The Neuropilins (Nrps) are a family of essential cell surface receptors involved in multiple fundamental cellular signaling cascades. Nrp family members have key functions in VEGF-dependent angiogenesis and semaphorin-dependent axon guidance, controlling signaling and cross-talk between these fundamental physiological processes. More recently, Nrp function has been found in diverse signaling and adhesive functions, emphasizing their role as pleiotropic co-receptors. Pathological Nrp function has been shown to be important in aberrant activation of both canonical and alternative pathways. Here we review key recent insights into Nrp function in human health and disease.
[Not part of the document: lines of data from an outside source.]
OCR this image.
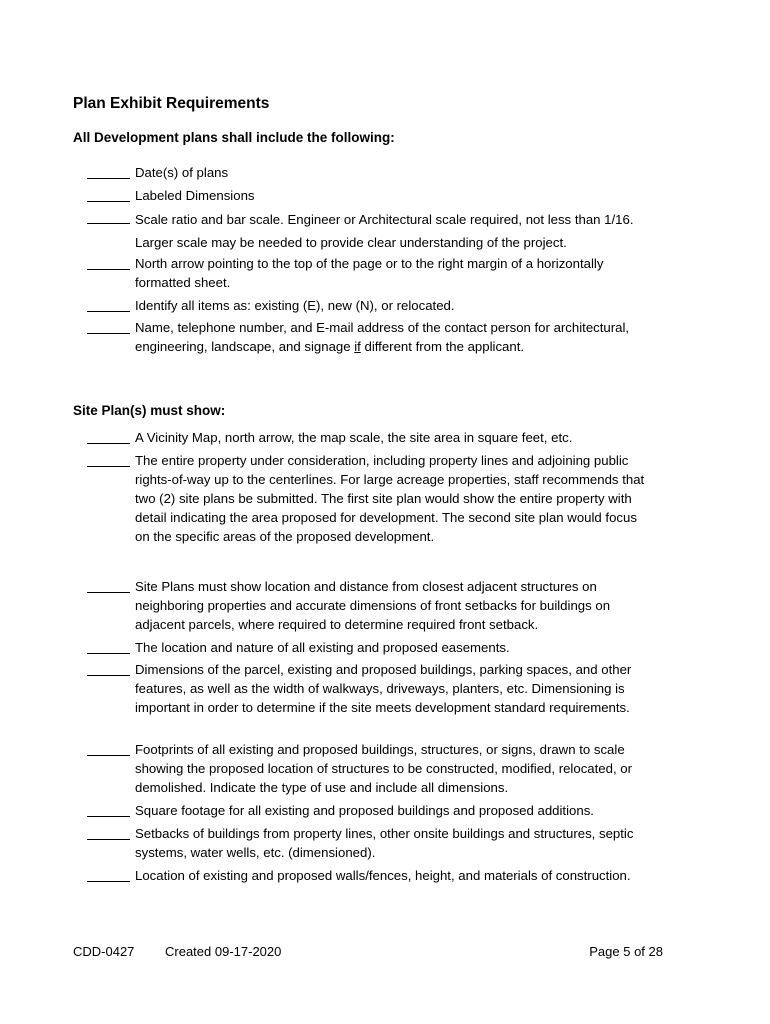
Plan Exhibit Requirements
All Development plans shall include the following:
Date(s) of plans
Labeled Dimensions
Scale ratio and bar scale. Engineer or Architectural scale required, not less than 1/16. Larger scale may be needed to provide clear understanding of the project.
North arrow pointing to the top of the page or to the right margin of a horizontally formatted sheet.
Identify all items as: existing (E), new (N), or relocated.
Name, telephone number, and E-mail address of the contact person for architectural, engineering, landscape, and signage if different from the applicant.
Site Plan(s) must show:
A Vicinity Map, north arrow, the map scale, the site area in square feet, etc.
The entire property under consideration, including property lines and adjoining public rights-of-way up to the centerlines. For large acreage properties, staff recommends that two (2) site plans be submitted. The first site plan would show the entire property with detail indicating the area proposed for development. The second site plan would focus on the specific areas of the proposed development.
Site Plans must show location and distance from closest adjacent structures on neighboring properties and accurate dimensions of front setbacks for buildings on adjacent parcels, where required to determine required front setback.
The location and nature of all existing and proposed easements.
Dimensions of the parcel, existing and proposed buildings, parking spaces, and other features, as well as the width of walkways, driveways, planters, etc. Dimensioning is important in order to determine if the site meets development standard requirements.
Footprints of all existing and proposed buildings, structures, or signs, drawn to scale showing the proposed location of structures to be constructed, modified, relocated, or demolished. Indicate the type of use and include all dimensions.
Square footage for all existing and proposed buildings and proposed additions.
Setbacks of buildings from property lines, other onsite buildings and structures, septic systems, water wells, etc. (dimensioned).
Location of existing and proposed walls/fences, height, and materials of construction.
CDD-0427 Created 09-17-2020	Page 5 of 28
Keywords: VEGFR; angiogenesis; heparin-binding protein; neuropilin; protein-protein interaction; receptor structure-function; semaphorin; vascular endothelial growth factor (VEGF).

FIGURE 1.

Structural basis for ligand binding to the Nrp b1 domain. Nrp1 binds to VEGF-A isoforms and Nrp2 binds to proteolytically activated VEGF-C. VEGF-A isoforms are displayed with exons 1 (red), 2–5 (orange), 6a (yellow), 7 (green), 8 (blue), and 9 (pink). The width of the arrows indicates the strength of the interaction. VEGF-C is displayed with the core VEGF homology domain in green, and N- and C-terminal pro-domains are in red and purple, respectively. The proteolytic site in VEGF-C critical for Nrp engagement is represented by a caret. Nrp is displayed as a surface and graphic, adapted from Nrp2 a1a2b1b2 (Protein Data Bank (PDB) = 2QQK) using PyMOL (Schrödinger).

FIGURE 2.

Detailed view of the ligand-binding pocket of Nrp, revealing the basis for specific binding to the conserved C-terminal arginine in ligands. A–C, detail of the binding interface of Nrp1/VEGF-A (PDB = 4DEQ) (A); Nrp2/VEGF-C (PDB = 4QDQ) (B); and Nrp1/Tuftsin (PDB = 2ORZ) (C).

FIGURE 3.

Role of furin processing in regulation of Nrp binding. Semaphorin and viral coat proteins both utilize furin processing (caret) to release a C-terminal arginine, allowing engagement of the b1 domain of Nrp. Semaphorin (PDB = 1OLZ) utilizes a two-site binding mode with the Sema domain engaging the a1 domain of Nrp (42), and the basic C-terminal domain engaging the b1 domain of Nrp with intervening plexin, semaphorin, integrin (PSI), and Ig domains. Viral coat proteins engage the b1 domain of both Nrp and GAGs.

FIGURE 4.

Key areas of research for defining the mechanism of the versatile function of Nrp as a pleiotropic cell surface receptor. Nrp functions in canonical VEGF and semaphorin signaling, binds to unique ligands (including FGF, PDGF, TGF-β1, and hepatocyte growth factor/scatter factor (HGF/SF)), and has important functions as an essential co-receptor in receptor trafficking and function in cis and in trans.